Tusk’s comments come ahead of tonight’s vote. As president of the European Council, he will be the host of a 21 March summit in Brussels that may be asked to decide whether to push back Britain’s 29 March departure from the Union.

May said that to get such an extension, there would have to be a deal in place, and that the only deal on offer is the current Withdrawal Agreement. 

She said that parliament needs to accept that the only other option open to them if that motion is rejected is to opt for a much longer extension.

Speaking to RTÉ Radio One’s Today with Sean O’Rourke, Tánaiste and Foreign Affairs Minister Simon Coveney said a long extension is most likely and that Ireland won’t be an obstacle to an extension – but some other member states will be “quite demanding”. 

He added that he got a courtesy call from his UK counterpart before they published the no-deal tariff plan yesterday morning and that the plan galvanised the EU to continue to back Ireland and the backstop. 

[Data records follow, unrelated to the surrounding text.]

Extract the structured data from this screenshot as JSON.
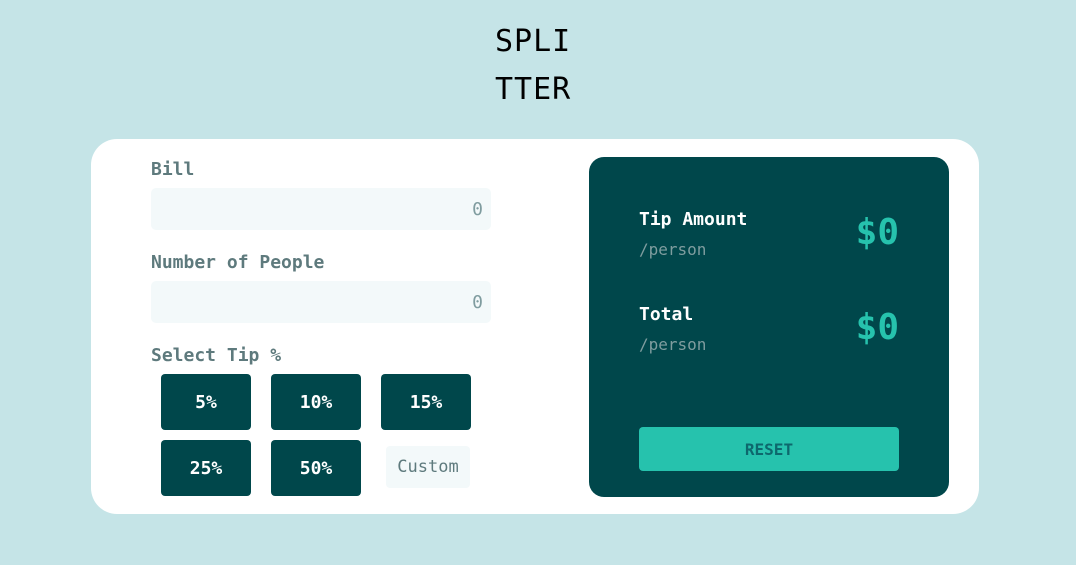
{
  "logo": {
    "line1": "SPLI",
    "line2": "TTER"
  },
  "bill": {
    "label": "Bill",
    "placeholder": "0"
  },
  "people": {
    "label": "Number of People",
    "placeholder": "0"
  },
  "tip": {
    "label": "Select Tip %",
    "options": [
      "5%",
      "10%",
      "15%",
      "25%",
      "50%"
    ],
    "custom_placeholder": "Custom"
  },
  "results": {
    "tip_amount": {
      "label": "Tip Amount",
      "sub": "/person",
      "value": "$0"
    },
    "total": {
      "label": "Total",
      "sub": "/person",
      "value": "$0"
    },
    "reset_label": "RESET"
  },
  "colors": {
    "background": "#c5e4e7",
    "dark_cyan": "#00474b",
    "strong_cyan": "#26c2ad",
    "input_bg": "#f3f9fa",
    "label_grey": "#5e7a7d"
  }
}
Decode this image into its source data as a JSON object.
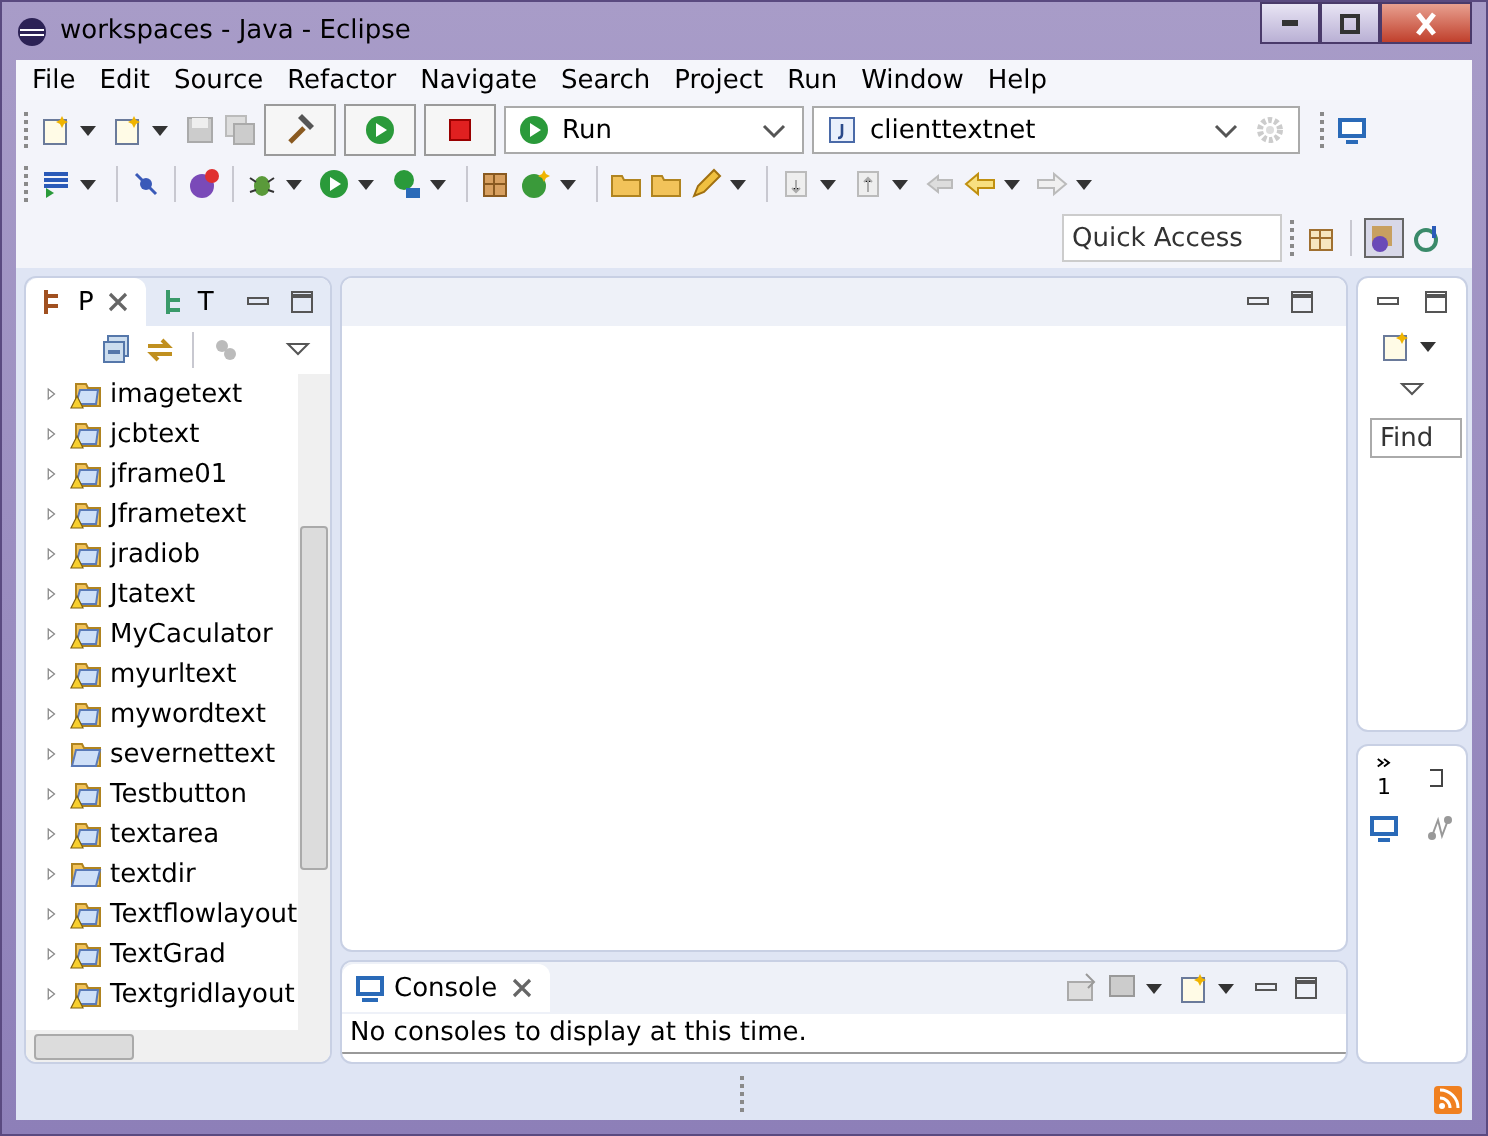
{
  "window": {
    "title": "workspaces - Java - Eclipse"
  },
  "menu": [
    "File",
    "Edit",
    "Source",
    "Refactor",
    "Navigate",
    "Search",
    "Project",
    "Run",
    "Window",
    "Help"
  ],
  "run_combo": {
    "value": "Run"
  },
  "project_combo": {
    "value": "clienttextnet"
  },
  "quick_access": {
    "placeholder": "Quick Access"
  },
  "left_panel": {
    "tabs": [
      {
        "label": "P",
        "selected": true
      },
      {
        "label": "T",
        "selected": false
      }
    ],
    "items": [
      {
        "label": "imagetext",
        "warning": true
      },
      {
        "label": "jcbtext",
        "warning": true
      },
      {
        "label": "jframe01",
        "warning": true
      },
      {
        "label": "Jframetext",
        "warning": true
      },
      {
        "label": "jradiob",
        "warning": true
      },
      {
        "label": "Jtatext",
        "warning": true
      },
      {
        "label": "MyCaculator",
        "warning": true
      },
      {
        "label": "myurltext",
        "warning": true
      },
      {
        "label": "mywordtext",
        "warning": true
      },
      {
        "label": "severnettext",
        "warning": false
      },
      {
        "label": "Testbutton",
        "warning": true
      },
      {
        "label": "textarea",
        "warning": true
      },
      {
        "label": "textdir",
        "warning": false
      },
      {
        "label": "Textflowlayout",
        "warning": true
      },
      {
        "label": "TextGrad",
        "warning": true
      },
      {
        "label": "Textgridlayout",
        "warning": true
      }
    ]
  },
  "right_panel": {
    "find": {
      "placeholder": "Find"
    },
    "overflow_count": "1"
  },
  "console": {
    "tabs": [
      {
        "label": "Console",
        "selected": true
      }
    ],
    "message": "No consoles to display at this time."
  }
}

The House of Commons last night voted against a no-deal Brexit with 321 MPs rejecting leaving the European Union without an agreement at any time. A total of 278 MPs voted against the motion which aims to rule out a no-deal Brexit in any circumstances.  

During last night’s events, MPs also voted for a ‘no no-deal ever’ amendment as put down by Caroline Spelman. Its aim was to rule out a no-deal Brexit at any time rather than just up until 29 March, as May had proposed.

A total of 312 voted for it – ie to entirely reject a no-deal at any time now or in the future – while 308 voted against the amendment.